The punters didn’t help New South Wales or their hopes of a comeback. It rained all day on Sunday, so by Monday the pitch was impossible. The home team lost 9 for 30 to lose by an innings. Nobody came, and the sting was out of the match by then, though not out of the story. Given what it meant for relations with the establishment in England, this was a scandal. Want to know what else happened that weekend but got pushed off the front page by the cricket? The Kelly Gang’s raid of Jerilderie.

Harris leaked a scathing letter to the press, and the New South Wales Cricket Association fired back. Another paper quoted an England player saying that Coulthard had bet on the match, only for that player and Coulthard to jointly sign a furious reply from their hotel. “I have not had on the match just played a bet of a single farthing’s value, and give a most unqualified denial on behalf of Mr. Emmett and myself to the assertion ...”

The English refused to stay in Sydney for what would have been the fourth Test, instead heading back to Melbourne to play Victoria. Bad blood continued during Australia’s visit to England in 1880, with Murdoch leading that side, until belatedly other English influences including WG Grace prevailed on Harris to make peace. A Test had been refused at Lord’s but Harris captained one at The Oval.
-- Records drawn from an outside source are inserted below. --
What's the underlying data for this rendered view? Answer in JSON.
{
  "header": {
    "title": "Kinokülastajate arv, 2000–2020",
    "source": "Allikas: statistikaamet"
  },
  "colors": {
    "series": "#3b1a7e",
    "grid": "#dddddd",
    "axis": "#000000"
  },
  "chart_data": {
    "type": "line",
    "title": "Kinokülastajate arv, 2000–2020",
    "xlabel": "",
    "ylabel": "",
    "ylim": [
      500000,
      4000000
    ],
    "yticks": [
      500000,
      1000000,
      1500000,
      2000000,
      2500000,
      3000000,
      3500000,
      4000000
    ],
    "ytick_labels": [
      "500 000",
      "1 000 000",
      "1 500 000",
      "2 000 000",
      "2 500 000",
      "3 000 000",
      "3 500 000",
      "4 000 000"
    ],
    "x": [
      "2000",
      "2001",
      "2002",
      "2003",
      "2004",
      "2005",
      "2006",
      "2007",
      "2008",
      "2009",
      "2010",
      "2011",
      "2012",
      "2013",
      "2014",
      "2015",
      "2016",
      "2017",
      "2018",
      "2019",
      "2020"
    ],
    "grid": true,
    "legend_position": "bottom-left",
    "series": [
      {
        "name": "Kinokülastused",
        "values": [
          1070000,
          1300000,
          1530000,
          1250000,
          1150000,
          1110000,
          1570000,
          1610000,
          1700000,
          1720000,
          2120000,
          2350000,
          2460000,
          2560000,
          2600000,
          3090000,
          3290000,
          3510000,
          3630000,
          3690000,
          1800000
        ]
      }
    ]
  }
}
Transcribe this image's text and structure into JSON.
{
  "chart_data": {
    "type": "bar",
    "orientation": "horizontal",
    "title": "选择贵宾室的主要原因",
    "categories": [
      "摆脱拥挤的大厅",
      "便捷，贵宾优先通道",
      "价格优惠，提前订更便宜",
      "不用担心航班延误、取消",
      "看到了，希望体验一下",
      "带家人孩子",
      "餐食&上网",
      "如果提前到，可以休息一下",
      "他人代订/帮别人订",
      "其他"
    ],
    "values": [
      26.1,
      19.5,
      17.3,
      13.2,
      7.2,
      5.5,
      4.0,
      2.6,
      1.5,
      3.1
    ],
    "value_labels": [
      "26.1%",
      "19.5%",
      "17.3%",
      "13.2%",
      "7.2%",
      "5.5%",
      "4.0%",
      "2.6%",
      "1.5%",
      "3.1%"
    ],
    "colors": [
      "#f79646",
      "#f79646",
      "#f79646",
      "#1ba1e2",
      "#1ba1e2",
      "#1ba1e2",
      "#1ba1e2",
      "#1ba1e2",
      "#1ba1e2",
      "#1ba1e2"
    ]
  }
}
Coulthard played his only Test during the next English visit to Australia in early 1882: seemingly picked on good-bloke vibes, he batted No 11 and didn’t bowl. A month later he was at the centre of another crowd invasion, this one after the footy brawl that saw him banned.

Angst over the Sydney riot began to fade – although after the birth of the Ashes, when Ivo Bligh led a team to Australia at the end of 1882, he promptly chose as umpire one George Coulthard. Once more, it didn’t pan out so well for George. Sailing from Sydney for a match in Newcastle, he fell sick with tuberculosis. He lasted less than a year, dead by 27. Perhaps he already had the infection rather than catching it on board, but there’s a chance that after surviving that murderous crowd, umpiring for England killed him anyway.